И пошли с той минуты каждый день бои и сражения в авангарде Платова. Двадцать шестого июня дрались у Кореличей. Двадцать седьмого июня граф Турна, подкреплённый многими кавалерийскими полками, атаковал Платова у Мира, но к Платову подошли регулярные полки генерал-адьютанта князя Васильчикова, и Турна опять был отброшен. Казака не допускали идти авангард великой армии, и, как бывает при прекращении движения, хвосты напирали, и французская армия собиралась в одну массу. Тем временем и русские армии спешили соединиться вместе. Если бы не несогласие полководцев и не вражда их друг к другу, они бы давно соединились — но Барклай стоял за отступление, Багратион жаждал боя, побед, указывал на успехи казаков и не спешил идти под команду Барклая.

А чтобы неприятель не мог напасть и разбить русские армии порознь, были казаки с их атаманом Платовым, и за их спиной можно было спорить и ссориться сколько угодно. Барклаю было неприятно, что победа у Кореличей и Мира двадцать шестого и двадцать седьмого июня, у Романова девятого июля была в корпусе его соперника, и он писал к Платову, требуя его соединения с 1-й армией, в которую он первоначально, ещё до начала кампании, был назначен.

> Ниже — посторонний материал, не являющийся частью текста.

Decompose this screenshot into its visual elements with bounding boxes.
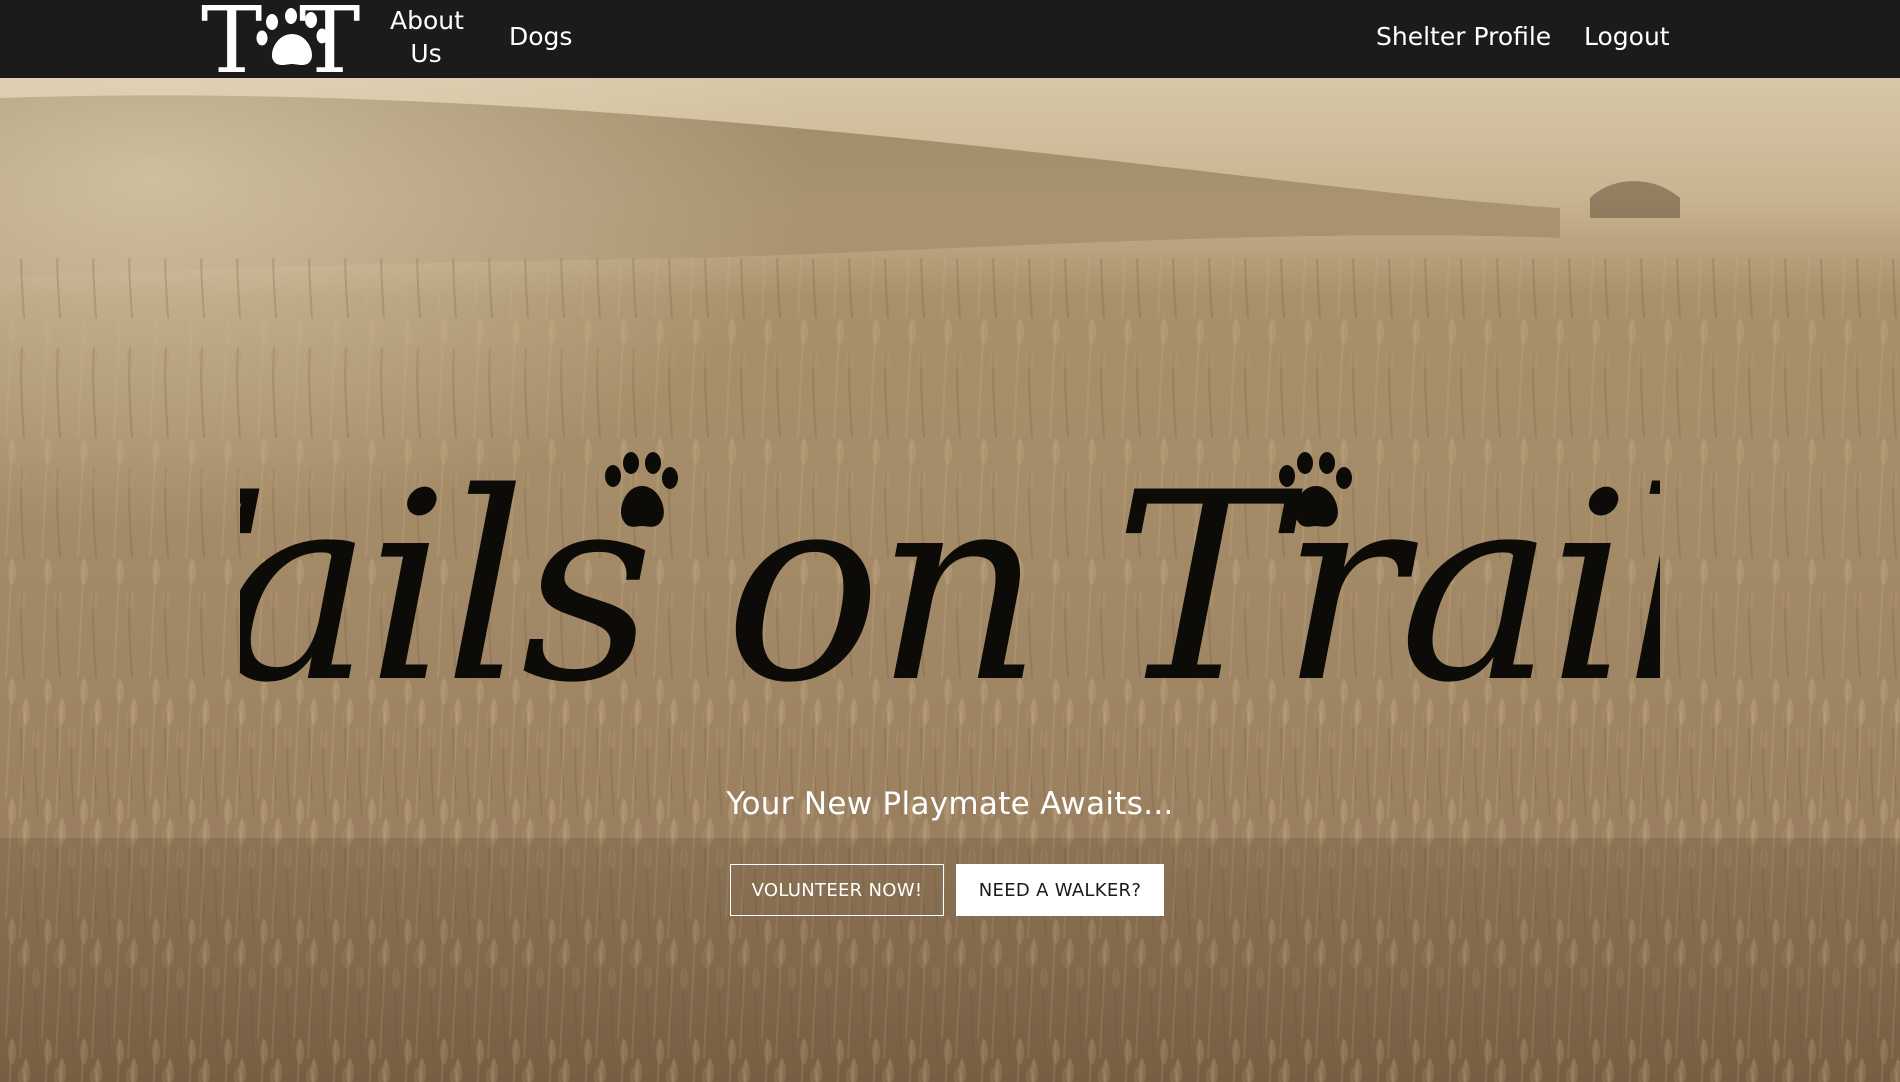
hero-tagline: Your New Playmate Awaits...	[726, 786, 1174, 822]
svg-text:T: T	[299, 0, 360, 78]
need-a-walker-button[interactable]: NEED A WALKER?	[956, 864, 1164, 916]
svg-text:T: T	[201, 0, 262, 78]
top-navbar: T T About Us Dogs Shelter Profile Logout	[0, 0, 1900, 94]
site-logo[interactable]: T T	[199, 0, 385, 94]
volunteer-now-button[interactable]: VOLUNTEER NOW!	[730, 864, 944, 916]
nav-about-us-link[interactable]: About Us	[390, 4, 464, 70]
nav-logout-link[interactable]: Logout	[1584, 21, 1670, 53]
hero-title-text: Tails on Trails	[240, 438, 1660, 740]
hero-title-logo: Tails on Trails	[240, 438, 1660, 740]
nav-shelter-profile-link[interactable]: Shelter Profile	[1376, 21, 1551, 53]
nav-dogs-link[interactable]: Dogs	[509, 21, 572, 53]
logo-paw-icon: T T	[201, 0, 360, 94]
hero-section: Tails on Trails Your New Playmate Awaits…	[0, 78, 1900, 1082]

Двенадцатого июля Платов не без удовольствия и тайной радости слушал, как звучно читал ему Коньков письмо Барклаево. «От быстроты соединения вашего зависит спокойствие сердца России и наступательные на врага действия».

А через два дня полученное от военного министра письмо было ещё лестнее для донского атамана.

«Я собрал войска свои, — писал Барклай-де-Толли, — на сегодняшний день в крепкой позиции у Витебска, где я с помощью Всевышнего приму неприятельскую атаку и дам генеральное сражение.

В армии моей, однако же, недостаёт храброго вашего войска; я с нетерпением ожидаю соединения оного со мною, отчего единственно ныне зависит совершённое поражение и истребление неприятеля, который намерен, по направлению из Борисова, Шалочина и Орши, с частью своих сил ворваться в Смоленск, посему настоятельнейше просил я князя Багратиона действовать на Оршу, а ваше высокопревосходительство именем армии и отечества прошу идти как можно скорее на соединение с моими войсками. Я надеюсь, что ваше высокопревосходительство удовлетворите нетерпению, с коим вас ожидаю, ибо вы и войска ваши никогда не отказывали, сколько мне известно, случаем к победам и поражению врагов».

Прочёл это письмо атаман, прочёл раз, другой, потом собрал вокруг себя полковников своих и прочёл им лестный для войска Донского отзыв военного министра.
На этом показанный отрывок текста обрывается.